At Tonic Design, we often encourage our employees to take on new projects and explore different ideas. We recently held an event that was the first of its kind – and the results were phenomenal! Being a Force for Change: A Women In Tech Roundtable was created by two Tonic employees: Shannon Feck, our Senior Accountant, and Jen Torre, our Senior QA Engineer. Over eighty people came to discuss ways to solve the gender gap in tech, and we had five professionals from different sectors of the industry sit on our panel.
We wanted to give people a look inside the event, so we sat down with Jen and Shannon to learn more about the roundtable.
On event origins and the gender divide in the professional world
Shannon: “Jen and I had a chance to get to know one another during Tonic’s Housewarming Party during Philly Tech Week. I had just started full-time in January and had noticed how different the tech culture was, compared to the work that I do as a women’s college basketball referee. I was surprised by the lack of females in our office – especially given the amazing work that we do! Jen expressed the same types of feelings, given her own experience working here coupled with her background as a former English teacher.

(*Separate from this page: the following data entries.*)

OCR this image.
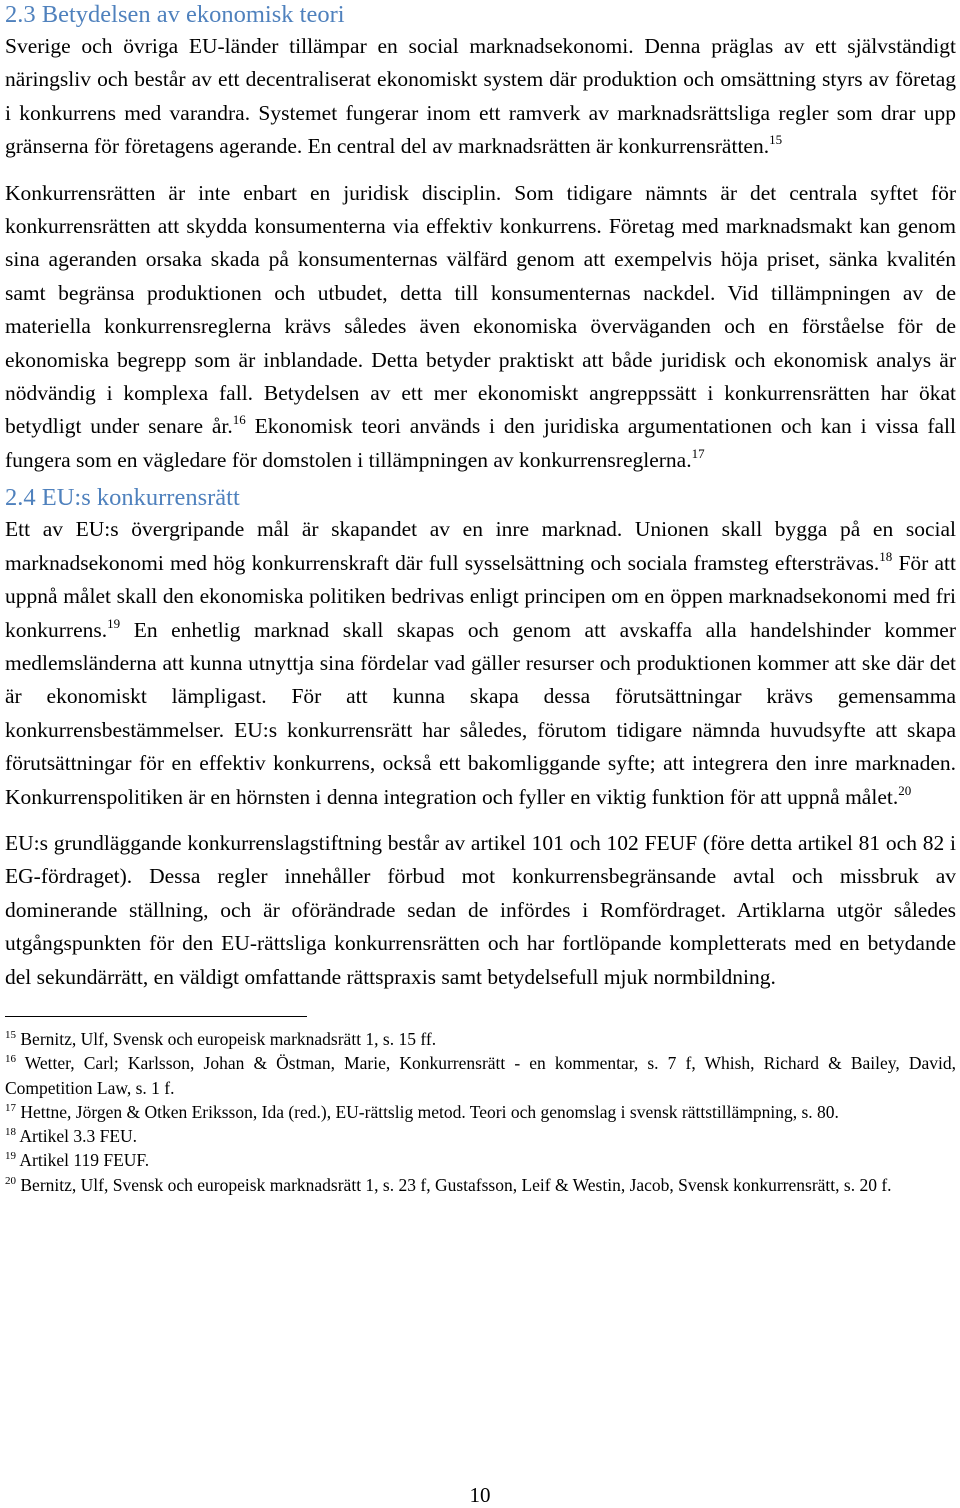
2.3 Betydelsen av ekonomisk teori

Sverige och övriga EU-länder tillämpar en social marknadsekonomi. Denna präglas av ett självständigt näringsliv och består av ett decentraliserat ekonomiskt system där produktion och omsättning styrs av företag i konkurrens med varandra. Systemet fungerar inom ett ramverk av marknadsrättsliga regler som drar upp gränserna för företagens agerande. En central del av marknadsrätten är konkurrensrätten.$^{15}$

Konkurrensrätten är inte enbart en juridisk disciplin. Som tidigare nämnts är det centrala syftet för konkurrensrätten att skydda konsumenterna via effektiv konkurrens. Företag med marknadsmakt kan genom sina ageranden orsaka skada på konsumenternas välfärd genom att exempelvis höja priset, sänka kvalitén samt begränsa produktionen och utbudet, detta till konsumenternas nackdel. Vid tillämpningen av de materiella konkurrensreglerna krävs således även ekonomiska överväganden och en förståelse för de ekonomiska begrepp som är inblandade. Detta betyder praktiskt att både juridisk och ekonomisk analys är nödvändig i komplexa fall. Betydelsen av ett mer ekonomiskt angreppssätt i konkurrensrätten har ökat betydligt under senare år.$^{16}$ Ekonomisk teori används i den juridiska argumentationen och kan i vissa fall fungera som en vägledare för domstolen i tillämpningen av konkurrensreglerna.$^{17}$

2.4 EU:s konkurrensrätt

Ett av EU:s övergripande mål är skapandet av en inre marknad. Unionen skall bygga på en social marknadsekonomi med hög konkurrenskraft där full sysselsättning och sociala framsteg eftersträvas.$^{18}$ För att uppnå målet skall den ekonomiska politiken bedrivas enligt principen om en öppen marknadsekonomi med fri konkurrens.$^{19}$ En enhetlig marknad skall skapas och genom att avskaffa alla handelshinder kommer medlemsländerna att kunna utnyttja sina fördelar vad gäller resurser och produktionen kommer att ske där det är ekonomiskt lämpligast. För att kunna skapa dessa förutsättningar krävs gemensamma konkurrensbestämmelser. EU:s konkurrensrätt har således, förutom tidigare nämnda huvudsyfte att skapa förutsättningar för en effektiv konkurrens, också ett bakomliggande syfte; att integrera den inre marknaden. Konkurrenspolitiken är en hörnsten i denna integration och fyller en viktig funktion för att uppnå målet.$^{20}$

EU:s grundläggande konkurrenslagstiftning består av artikel 101 och 102 FEUF (före detta artikel 81 och 82 i EG-fördraget). Dessa regler innehåller förbud mot konkurrensbegränsande avtal och missbruk av dominerande ställning, och är oförändrade sedan de infördes i Romfördraget. Artiklarna utgör således utgångspunkten för den EU-rättsliga konkurrensrätten och har fortlöpande kompletterats med en betydande del sekundärrätt, en väldigt omfattande rättspraxis samt betydelsefull mjuk normbildning.

$^{15}$ Bernitz, Ulf, Svensk och europeisk marknadsrätt 1, s. 15 ff.
$^{16}$ Wetter, Carl; Karlsson, Johan & Östman, Marie, Konkurrensrätt - en kommentar, s. 7 f, Whish, Richard & Bailey, David, Competition Law, s. 1 f.
$^{17}$ Hettne, Jörgen & Otken Eriksson, Ida (red.), EU-rättslig metod. Teori och genomslag i svensk rättstillämpning, s. 80.
$^{18}$ Artikel 3.3 FEU.
$^{19}$ Artikel 119 FEUF.
$^{20}$ Bernitz, Ulf, Svensk och europeisk marknadsrätt 1, s. 23 f, Gustafsson, Leif & Westin, Jacob, Svensk konkurrensrätt, s. 20 f.
10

Our conversation that evening turned into us asking ourselves not only what we could do to bring exposure to the existing gender gap but how we could help improve it. I feel lucky to be at Tonic, and I think it’s an amazing place to work – but we can be better. We can lead, and this is one way I would like to see us do that.”

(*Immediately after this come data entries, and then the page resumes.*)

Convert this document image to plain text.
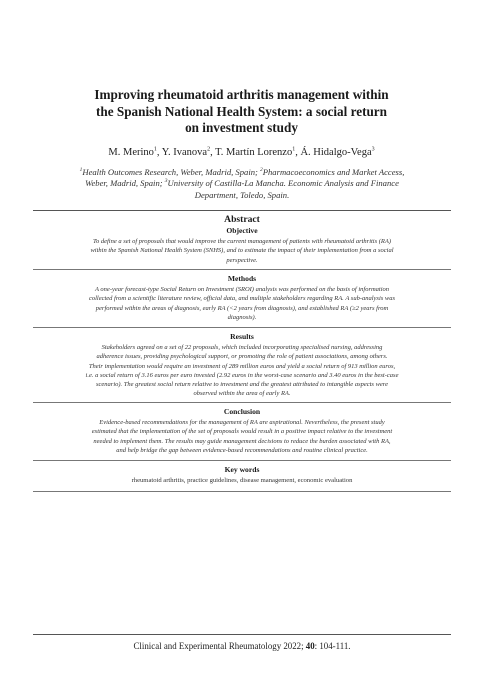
Improving rheumatoid arthritis management within
the Spanish National Health System: a social return
on investment study
M. Merino$^1$, Y. Ivanova$^2$, T. Martín Lorenzo$^1$, Á. Hidalgo-Vega$^3$
$^1$Health Outcomes Research, Weber, Madrid, Spain; $^2$Pharmacoeconomics and Market Access,
Weber, Madrid, Spain; $^3$University of Castilla-La Mancha. Economic Analysis and Finance
Department, Toledo, Spain.
Abstract
Objective
To define a set of proposals that would improve the current management of patients with rheumatoid arthritis (RA)
within the Spanish National Health System (SNHS), and to estimate the impact of their implementation from a social
perspective.
Methods
A one-year forecast-type Social Return on Investment (SROI) analysis was performed on the basis of information
collected from a scientific literature review, official data, and multiple stakeholders regarding RA. A sub-analysis was
performed within the areas of diagnosis, early RA (<2 years from diagnosis), and established RA (≥2 years from
diagnosis).
Results
Stakeholders agreed on a set of 22 proposals, which included incorporating specialised nursing, addressing
adherence issues, providing psychological support, or promoting the role of patient associations, among others.
Their implementation would require an investment of 289 million euros and yield a social return of 913 million euros,
i.e. a social return of 3.16 euros per euro invested (2.92 euros in the worst-case scenario and 3.40 euros in the best-case
scenario). The greatest social return relative to investment and the greatest attributed to intangible aspects were
observed within the area of early RA.
Conclusion
Evidence-based recommendations for the management of RA are aspirational. Nevertheless, the present study
estimated that the implementation of the set of proposals would result in a positive impact relative to the investment
needed to implement them. The results may guide management decisions to reduce the burden associated with RA,
and help bridge the gap between evidence-based recommendations and routine clinical practice.
Key words
rheumatoid arthritis, practice guidelines, disease management, economic evaluation
Clinical and Experimental Rheumatology 2022; 40: 104-111.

On event planning and their original vision
Jen: “We had an idea of what we envisioned our mentorship program to look like, but we really wanted to kick things off with an event that would bring together women in the Philly tech community. This led to our roundtable idea. We wanted to hear from some ladies who have taken diverse paths into tech (similar to ourselves) and who also work in a variety of areas. We captured this by having five women (a Designer, a Developer, a CEO, a Venture Capitalist, and an Educator) join our event as discussion leaders. We also wanted to ensure that we gave audience members opportunities to participate – especially when it came to solutions-oriented questions.”
On the planning team and company support
Jen: “During the three to four months leading up to the event, we worked with a diverse team of women here at Tonic – from account managers to project managers to designers to developers, you name it – who helped us turn our idea into a reality. Our discussions each week were candid and action-oriented. These women helped in whatever way they could, whether it was through generating ideas, questions and/or solutions, designing, planning, volunteering, marketing, etc. They were amazing, and we couldn’t have done this without them!”
Shannon: “One of the things that also stood out to me was how supportive our male counterparts were along the way. Our colleagues supported our idea and did whatever was necessary to make sure that this event was successful and also in line with our vision, including planning, operations management, event setup and take-down, and overall direction. It was awesome to have their encouragement!”
On the reaction to the event and sense of community
Shannon: “The event was more powerful than I could have imagined. Jen and I wanted to create a positive space that focused on solutions and action. It’s so easy to get wrapped up in the negatives, no matter what subject is being talked about. My hope going into the night was that our discussion leaders and our audience members would be real and honest about their own experiences and that all of us would stay focused on how we can actually create change. We did just that. I felt a real sense of community that evening, and I think many others did as well. We have received nothing but positive feedback and gratitude from attendees and through various media outlets – it’s been humbling.”
Jen: “From a company perspective, it was awesome to see our Women In Tech team working alongside several of our male colleagues in the background to ensure that this event was the best that it could be. Not only was there a sense of community among the attendees in the room, there was also a sense of community within our own company. The gender gap topic can be a divisive one, but that night, we as Tonic Design came together as a unit for an important issue that affects all of us, not just females. It was really special to be a part of that.”
On the future
Jen: “Going forward, our goal is to host two roundtables per year (similar to this first one). Ultimately, we envision a room that includes us, our guests, and our mentees participating in these discussions, whether as audience members or as discussion leaders. We see a room where all of us are learning from each other.”
Shannon: “Studies have shown that by the time girls enter middle school, 50% of them who were once interested in computer science no longer pursue it. My hope is that our future events continue to bring awareness to this issue. We will also be kicking off a mentorship program for middle school girls in 2017, and we are hoping to give female students coming into the tech industry after us opportunities to shine and see what their possibilities are. We want to do our part.”